Cependant, dans les économies plus développées d’Europe, les maladies liées à l’ergonomie – en particulier les troubles musculosquelettiques (TMS) – figurent parmi les principales causes de maladie chez les travailleurs, représentant la moitié de toutes les absences et 60 pour cent des incapacités permanentes de travail.

L’industrialisation rapide de la Chine signifie que le pays risque de suivre la même voie et de voir émerger les TMS comme l’une des maladies professionnelles les plus courantes.

«Aucun pays, aucun site de production n’est exempt de risques ergonomiques. Si l’on n’y prend garde, ils peuvent réduire le bien-être, si ce n’est entrainer de véritables handicaps, des pertes significatives de productivité pour l’entreprise, ainsi que des coûts plus élevés de sécurité sociale pour la société», affirme Tim De Meyer, directeur du bureau de l’OIT pour la Chine et la Mongolie. «Nous voulons des lieux de travail plus sains et plus sûrs pour devenir partie intégrante d’une nouvelle normalité. Les capacités d’innovation de la Chine dépendront grandement de la santé d’une main-d’œuvre peut-être moins nombreuse mais plus qualifiée et mieux prise en charge.»

Manuel d’ergonomie pratique

Pour faire face aux risques professionnels liés à l’ergonomie, l’OIT a élaboré le manuel d’ergonomie pratique et une série d’autres outils de SST, comme la méthode WISE (Amélioration des conditions de travail dans les petites entreprises), le programme WIND (Amélioration du travail dans le cadre du développement local) et la Prévention du stress au travail: liste des points de contrôle.  Ils ont fait leurs preuves et remporté un grand succès pour la promotion de la SST dans de nombreux pays.

La Chine compte environ 42 millions de PME, avec peu de ressources et de capacités pour faire face aux risques internes en matière de SST. Pour répondre à ces besoins, le Manuel d’ergonomie pratique en 128 points de l’OIT est conçu pour être peu onéreux, pratique et facile à mettre en œuvre.

Le Manuel a été introduit en Chine en 2013 par la Fédération nationale des syndicats de Chine (ACFTU) et l’Institut national de la santé au travail et du contrôle des intoxications (NIOHP), dans le cadre de leur projet de SST, qui bénéficie du soutien technique de l’OIT.
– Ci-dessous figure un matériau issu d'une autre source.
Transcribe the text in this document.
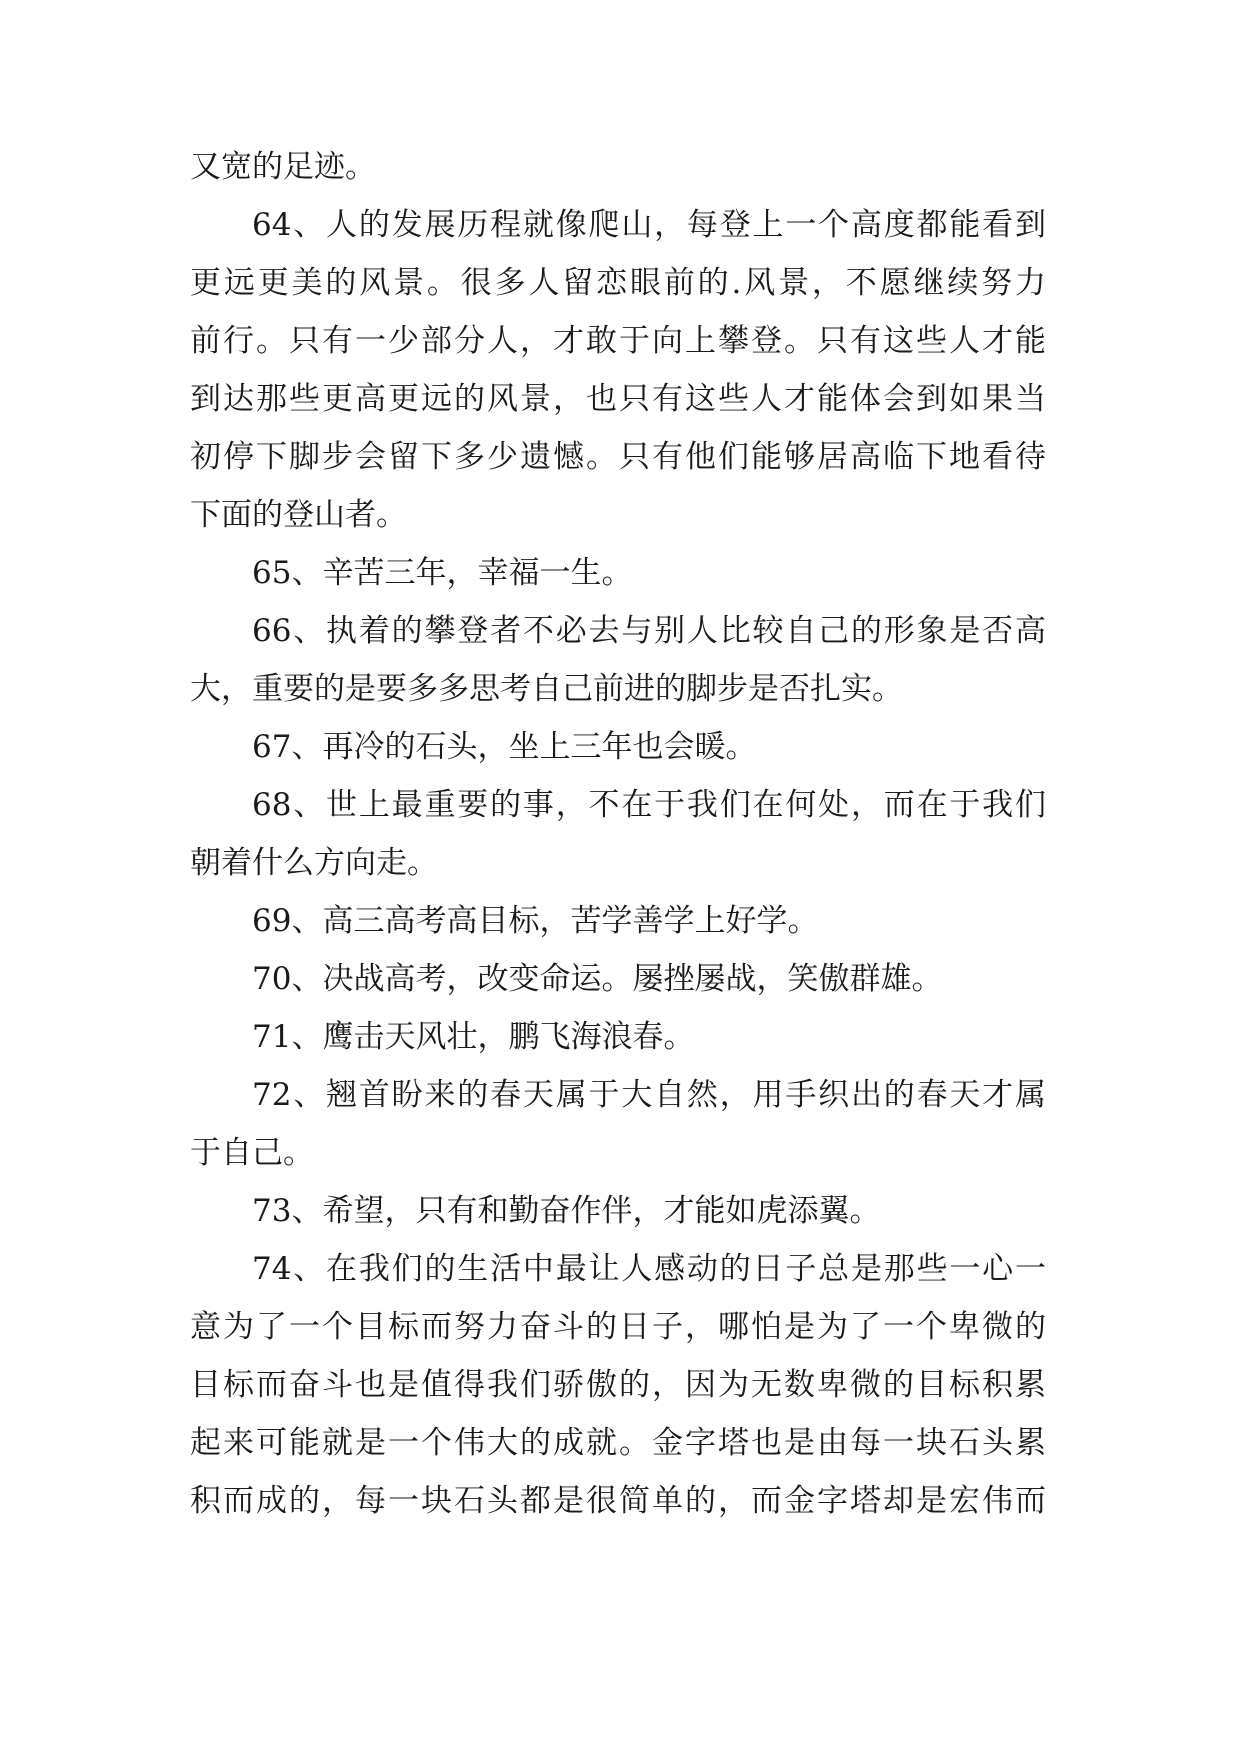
又宽的足迹。
64、人的发展历程就像爬山，每登上一个高度都能看到
更远更美的风景。很多人留恋眼前的.风景，不愿继续努力
前行。只有一少部分人，才敢于向上攀登。只有这些人才能
到达那些更高更远的风景，也只有这些人才能体会到如果当
初停下脚步会留下多少遗憾。只有他们能够居高临下地看待
下面的登山者。
65、辛苦三年，幸福一生。
66、执着的攀登者不必去与别人比较自己的形象是否高
大，重要的是要多多思考自己前进的脚步是否扎实。
67、再冷的石头，坐上三年也会暖。
68、世上最重要的事，不在于我们在何处，而在于我们
朝着什么方向走。
69、高三高考高目标，苦学善学上好学。
70、决战高考，改变命运。屡挫屡战，笑傲群雄。
71、鹰击天风壮，鹏飞海浪春。
72、翘首盼来的春天属于大自然，用手织出的春天才属
于自己。
73、希望，只有和勤奋作伴，才能如虎添翼。
74、在我们的生活中最让人感动的日子总是那些一心一
意为了一个目标而努力奋斗的日子，哪怕是为了一个卑微的
目标而奋斗也是值得我们骄傲的，因为无数卑微的目标积累
起来可能就是一个伟大的成就。金字塔也是由每一块石头累
积而成的，每一块石头都是很简单的，而金字塔却是宏伟而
La société de Mme Li a commencé à travailler avec le Manuel d’ergonomie à partir de 2015 et a déjà fait part de retours encourageants en termes économiques. Dans sa seule unité opérationnelle, la production par personne et par heure a augmenté de 8 pour cent, permettant de réaliser des économies de 1,52 million de yuans (environ 230 000 dollars).

«Tout le monde y gagne», affirme Mme Li. «D’un côté, c’est bon pour les travailleurs puisque leurs emplois sont adaptés à leurs besoins au lieu de leur demander de s’adapter à leurs postes. D’un autre côté, l’entreprise peut bénéficier d’une productivité accrue.»
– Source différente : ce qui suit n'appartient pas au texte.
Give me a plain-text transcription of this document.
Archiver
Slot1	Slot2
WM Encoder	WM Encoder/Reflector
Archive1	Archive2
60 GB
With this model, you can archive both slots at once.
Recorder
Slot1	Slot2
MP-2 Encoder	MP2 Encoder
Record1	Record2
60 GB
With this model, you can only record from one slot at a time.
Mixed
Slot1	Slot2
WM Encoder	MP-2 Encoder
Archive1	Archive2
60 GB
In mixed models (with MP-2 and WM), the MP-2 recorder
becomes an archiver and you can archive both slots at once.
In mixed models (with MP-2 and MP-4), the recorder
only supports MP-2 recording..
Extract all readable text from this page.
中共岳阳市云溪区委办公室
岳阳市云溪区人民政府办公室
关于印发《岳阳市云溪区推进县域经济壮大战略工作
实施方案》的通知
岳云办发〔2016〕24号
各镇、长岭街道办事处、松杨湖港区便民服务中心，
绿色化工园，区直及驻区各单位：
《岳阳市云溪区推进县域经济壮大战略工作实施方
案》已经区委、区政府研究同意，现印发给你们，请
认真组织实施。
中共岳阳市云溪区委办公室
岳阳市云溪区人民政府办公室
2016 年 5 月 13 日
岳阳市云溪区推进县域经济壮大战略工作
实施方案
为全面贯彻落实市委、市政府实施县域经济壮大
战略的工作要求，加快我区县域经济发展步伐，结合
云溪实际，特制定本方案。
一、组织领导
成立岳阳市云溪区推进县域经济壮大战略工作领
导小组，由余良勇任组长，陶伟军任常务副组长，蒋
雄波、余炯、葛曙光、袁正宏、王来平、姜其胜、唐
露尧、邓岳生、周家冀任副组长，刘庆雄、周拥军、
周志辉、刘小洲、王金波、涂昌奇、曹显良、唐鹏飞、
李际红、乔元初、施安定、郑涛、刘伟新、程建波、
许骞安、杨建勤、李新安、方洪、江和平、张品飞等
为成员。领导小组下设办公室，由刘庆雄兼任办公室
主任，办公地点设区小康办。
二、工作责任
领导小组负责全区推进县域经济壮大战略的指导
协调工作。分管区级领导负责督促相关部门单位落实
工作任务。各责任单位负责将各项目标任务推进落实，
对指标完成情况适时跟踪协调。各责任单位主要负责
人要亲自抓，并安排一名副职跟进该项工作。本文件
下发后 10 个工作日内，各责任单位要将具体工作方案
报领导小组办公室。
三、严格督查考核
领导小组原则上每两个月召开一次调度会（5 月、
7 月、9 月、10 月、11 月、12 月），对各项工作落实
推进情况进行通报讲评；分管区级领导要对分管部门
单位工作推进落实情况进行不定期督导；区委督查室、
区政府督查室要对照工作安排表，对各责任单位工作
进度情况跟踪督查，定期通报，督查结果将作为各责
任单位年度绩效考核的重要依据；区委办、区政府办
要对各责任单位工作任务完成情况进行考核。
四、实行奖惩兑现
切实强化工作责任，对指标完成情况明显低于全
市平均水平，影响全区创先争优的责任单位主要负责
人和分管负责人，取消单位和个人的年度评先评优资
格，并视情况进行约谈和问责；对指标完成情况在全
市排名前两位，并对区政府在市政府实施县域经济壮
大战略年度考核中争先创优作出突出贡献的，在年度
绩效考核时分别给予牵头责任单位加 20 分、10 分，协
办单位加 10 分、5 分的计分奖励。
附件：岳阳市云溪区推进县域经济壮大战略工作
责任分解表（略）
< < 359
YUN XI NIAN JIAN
Le projet-pilote ACFTU/NIOHP (2013-2015) est initialement axé sur quatre secteurs – le charbon, la chimie, l’électronique et la fonderie – qui, ensemble, emploient des millions de travailleurs. En collaborant avec les services de SST des autorités locales et les institutions médicales, il a pu toucher des milliers d’entreprises à travers le pays. Par exemple, dans la province de Liaoning, plus de mille entreprises ont adopté des mesures ergonomiques pour protéger la santé de leurs ouvriers. Les fournisseurs chinois de certaines multinationales ont aussi commencé à s’emparer des questions d’ergonomie et de santé.

«Grâce à ce projet, nous espérons aussi promouvoir une civilisation industrielle en sensibilisant l’ensemble de la société aux enjeux de l’ergonomie, en modifiant les normes nationales de santé au travail et en incluant davantage de troubles musculosquelettiques dans la liste nationale des maladies professionnelles», déclare le Professeur Min Zhang, experte en chef du projet de SST de l’ACFTU et du NIOHP.

«En intégrant d’abord une question de SST «douce» comme l’ergonomie, l’OIT et ses partenaires chinois espèrent pouvoir sensibiliser plus largement aux bénéfices pour la santé et créer une ouverture afin de s’atteler aux risques plus structurels qu’affrontent les travailleurs chinois en matière de SST», conclut M. De Meyer.